Let $f$ be a Maass cusp form for $\text{SL}_2(\mathbb{Z})$ on the upper half plane. Let $\varphi = \varphi_f$ be its lift to an automorphic form on $G = \text{PGL}_2(\mathbb{R})$ and let $\pi = \pi_{\varphi}$ denote the cyclic subrepresentation of $L^2(\Gamma \backslash G)$ (where $\Gamma = \text{PGL}_2(\mathbb{Z})$) generated by $\varphi$. To each smooth vector $\varphi \in \pi$ we can associate its Whittaker function
$$W_{\varphi}(g) = \int_{\mathbb{Z} \backslash \mathbb{R}}{\varphi(n(x)) e(-x)}dx\qquad n(x) = \begin{pmatrix} 1 & x\\ 0 & 1 \end{pmatrix} $$ and the Mellin-transform thereof, known as the local zeta integral attached to $\varphi$ : $$ Z(W_{\varphi}, s) = \int_{\mathbb{R}^{\times}}{W_{\varphi}(a(y)) |y|^{s-1/2} d^{\times}y} \qquad a(y) = \begin{pmatrix} y & 0\\ 0 & 1 \end{pmatrix} $$
It is known (in my case, from Proposition 1.5 in Cogdell Piatetski-Shapiro "The arithmetic and spectral analysis of Kloosterman sums") that the assignment $\varphi \mapsto Z(W_{\varphi},s)$ is continuous for the smooth topology on $\pi^{\infty}$ and even uniformly so for $s$ varying in a compact subset of some right half-plane.

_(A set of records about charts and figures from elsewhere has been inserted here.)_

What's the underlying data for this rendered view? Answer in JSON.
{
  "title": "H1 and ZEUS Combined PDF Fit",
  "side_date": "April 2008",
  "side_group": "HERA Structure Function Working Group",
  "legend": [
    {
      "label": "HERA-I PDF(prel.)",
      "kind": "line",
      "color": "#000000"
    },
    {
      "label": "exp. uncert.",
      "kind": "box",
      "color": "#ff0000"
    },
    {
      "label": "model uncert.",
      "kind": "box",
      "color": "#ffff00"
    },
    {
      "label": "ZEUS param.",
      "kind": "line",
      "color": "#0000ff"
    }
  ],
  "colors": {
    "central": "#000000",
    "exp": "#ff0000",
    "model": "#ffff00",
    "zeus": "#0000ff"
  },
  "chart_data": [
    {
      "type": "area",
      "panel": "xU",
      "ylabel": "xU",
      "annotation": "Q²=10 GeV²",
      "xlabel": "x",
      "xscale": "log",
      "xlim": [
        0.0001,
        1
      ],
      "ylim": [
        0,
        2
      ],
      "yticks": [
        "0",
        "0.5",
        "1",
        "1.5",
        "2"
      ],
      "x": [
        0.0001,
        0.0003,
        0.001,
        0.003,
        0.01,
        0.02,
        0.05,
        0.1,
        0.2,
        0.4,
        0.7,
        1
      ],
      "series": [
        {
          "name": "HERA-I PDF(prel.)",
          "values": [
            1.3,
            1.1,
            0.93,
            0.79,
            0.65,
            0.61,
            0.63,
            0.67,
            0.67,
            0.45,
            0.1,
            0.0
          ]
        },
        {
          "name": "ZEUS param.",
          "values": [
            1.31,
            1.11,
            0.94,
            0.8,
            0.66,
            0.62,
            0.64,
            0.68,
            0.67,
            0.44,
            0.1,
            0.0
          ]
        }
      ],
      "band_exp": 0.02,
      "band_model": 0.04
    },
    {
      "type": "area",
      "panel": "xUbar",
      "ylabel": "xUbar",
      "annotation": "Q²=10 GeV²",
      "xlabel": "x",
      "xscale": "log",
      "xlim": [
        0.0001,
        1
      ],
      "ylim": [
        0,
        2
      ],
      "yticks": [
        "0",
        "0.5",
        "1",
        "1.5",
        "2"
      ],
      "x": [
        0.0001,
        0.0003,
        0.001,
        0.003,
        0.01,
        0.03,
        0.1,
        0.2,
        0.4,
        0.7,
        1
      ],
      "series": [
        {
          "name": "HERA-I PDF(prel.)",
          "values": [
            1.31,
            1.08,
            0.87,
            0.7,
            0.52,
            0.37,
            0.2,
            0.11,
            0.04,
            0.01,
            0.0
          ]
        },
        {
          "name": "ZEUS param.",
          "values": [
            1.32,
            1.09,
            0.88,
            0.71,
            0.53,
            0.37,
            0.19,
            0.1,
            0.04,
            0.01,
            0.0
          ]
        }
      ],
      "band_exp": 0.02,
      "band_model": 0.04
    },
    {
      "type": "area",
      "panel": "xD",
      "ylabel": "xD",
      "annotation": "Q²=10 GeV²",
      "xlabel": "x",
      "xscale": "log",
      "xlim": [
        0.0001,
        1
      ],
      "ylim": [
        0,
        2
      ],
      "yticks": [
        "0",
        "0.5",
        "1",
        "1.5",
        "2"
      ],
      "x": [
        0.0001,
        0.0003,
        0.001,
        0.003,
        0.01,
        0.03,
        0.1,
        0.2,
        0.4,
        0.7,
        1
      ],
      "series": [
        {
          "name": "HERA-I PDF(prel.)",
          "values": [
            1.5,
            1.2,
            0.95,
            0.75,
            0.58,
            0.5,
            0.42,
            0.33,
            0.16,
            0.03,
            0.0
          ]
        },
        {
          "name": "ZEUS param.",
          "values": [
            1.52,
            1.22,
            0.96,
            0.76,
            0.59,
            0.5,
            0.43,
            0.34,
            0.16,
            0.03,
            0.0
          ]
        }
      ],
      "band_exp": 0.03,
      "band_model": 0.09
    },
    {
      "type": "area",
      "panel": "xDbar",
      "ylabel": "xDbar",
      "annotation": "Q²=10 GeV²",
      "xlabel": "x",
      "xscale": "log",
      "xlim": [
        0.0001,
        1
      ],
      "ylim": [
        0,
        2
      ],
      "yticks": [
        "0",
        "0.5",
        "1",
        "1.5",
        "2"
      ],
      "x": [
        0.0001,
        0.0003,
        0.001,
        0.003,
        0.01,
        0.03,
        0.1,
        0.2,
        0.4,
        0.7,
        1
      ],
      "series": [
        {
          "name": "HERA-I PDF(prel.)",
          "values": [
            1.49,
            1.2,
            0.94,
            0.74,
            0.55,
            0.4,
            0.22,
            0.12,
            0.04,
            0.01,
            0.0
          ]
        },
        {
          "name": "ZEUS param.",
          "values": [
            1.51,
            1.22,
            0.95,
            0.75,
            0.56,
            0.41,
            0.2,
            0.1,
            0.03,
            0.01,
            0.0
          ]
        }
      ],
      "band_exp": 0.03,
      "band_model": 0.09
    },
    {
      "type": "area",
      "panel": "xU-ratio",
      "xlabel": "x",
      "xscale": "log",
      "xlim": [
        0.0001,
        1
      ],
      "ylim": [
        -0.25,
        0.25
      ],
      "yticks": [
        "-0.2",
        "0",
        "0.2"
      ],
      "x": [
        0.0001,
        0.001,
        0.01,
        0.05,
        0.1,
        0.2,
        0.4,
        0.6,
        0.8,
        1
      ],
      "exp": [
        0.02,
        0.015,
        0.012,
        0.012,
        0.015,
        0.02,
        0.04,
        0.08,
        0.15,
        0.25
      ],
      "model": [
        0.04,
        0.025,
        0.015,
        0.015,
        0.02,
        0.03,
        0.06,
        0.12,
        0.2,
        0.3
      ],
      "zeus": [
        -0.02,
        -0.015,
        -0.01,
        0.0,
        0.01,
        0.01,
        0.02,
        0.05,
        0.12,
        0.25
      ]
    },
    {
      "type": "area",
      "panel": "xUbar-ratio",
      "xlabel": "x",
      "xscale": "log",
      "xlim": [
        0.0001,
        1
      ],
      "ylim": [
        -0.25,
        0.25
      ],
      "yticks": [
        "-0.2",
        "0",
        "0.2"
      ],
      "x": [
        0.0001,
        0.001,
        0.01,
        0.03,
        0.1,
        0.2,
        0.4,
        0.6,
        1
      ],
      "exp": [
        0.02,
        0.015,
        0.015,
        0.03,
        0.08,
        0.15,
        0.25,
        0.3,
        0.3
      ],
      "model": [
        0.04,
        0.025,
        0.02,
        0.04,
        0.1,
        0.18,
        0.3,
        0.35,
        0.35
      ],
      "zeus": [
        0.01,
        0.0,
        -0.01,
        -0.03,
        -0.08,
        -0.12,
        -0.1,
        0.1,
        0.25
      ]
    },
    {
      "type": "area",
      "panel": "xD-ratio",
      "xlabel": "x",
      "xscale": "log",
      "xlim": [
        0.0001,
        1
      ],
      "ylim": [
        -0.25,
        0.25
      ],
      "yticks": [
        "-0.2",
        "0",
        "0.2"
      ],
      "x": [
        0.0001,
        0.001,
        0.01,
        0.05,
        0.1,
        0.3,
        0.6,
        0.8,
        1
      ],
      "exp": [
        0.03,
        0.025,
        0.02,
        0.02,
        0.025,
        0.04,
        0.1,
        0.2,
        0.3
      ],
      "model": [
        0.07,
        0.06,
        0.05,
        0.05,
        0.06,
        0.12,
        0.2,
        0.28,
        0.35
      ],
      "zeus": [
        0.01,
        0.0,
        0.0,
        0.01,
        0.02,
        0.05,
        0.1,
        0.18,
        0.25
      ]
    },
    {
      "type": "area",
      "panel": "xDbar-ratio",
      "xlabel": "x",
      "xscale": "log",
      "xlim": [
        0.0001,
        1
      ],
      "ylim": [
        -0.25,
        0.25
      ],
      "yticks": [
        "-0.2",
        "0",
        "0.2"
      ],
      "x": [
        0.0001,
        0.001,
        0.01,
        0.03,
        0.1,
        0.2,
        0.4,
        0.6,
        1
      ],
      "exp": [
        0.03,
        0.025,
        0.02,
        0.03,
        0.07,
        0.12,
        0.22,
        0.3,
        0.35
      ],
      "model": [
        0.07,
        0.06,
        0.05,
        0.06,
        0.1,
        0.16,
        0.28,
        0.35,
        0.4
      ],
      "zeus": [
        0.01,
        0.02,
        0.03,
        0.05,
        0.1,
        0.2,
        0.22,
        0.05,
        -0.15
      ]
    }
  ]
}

Does this uniform continuity remain true for the meromorphic continuation of the local local zeta integral? In particular, I'd like to know whether this holds for compact subsets of $\Re(s) = 1/2$.
The local functional equation gives continuity for compact subsets of the plane excluding a vertical strip around the half-line.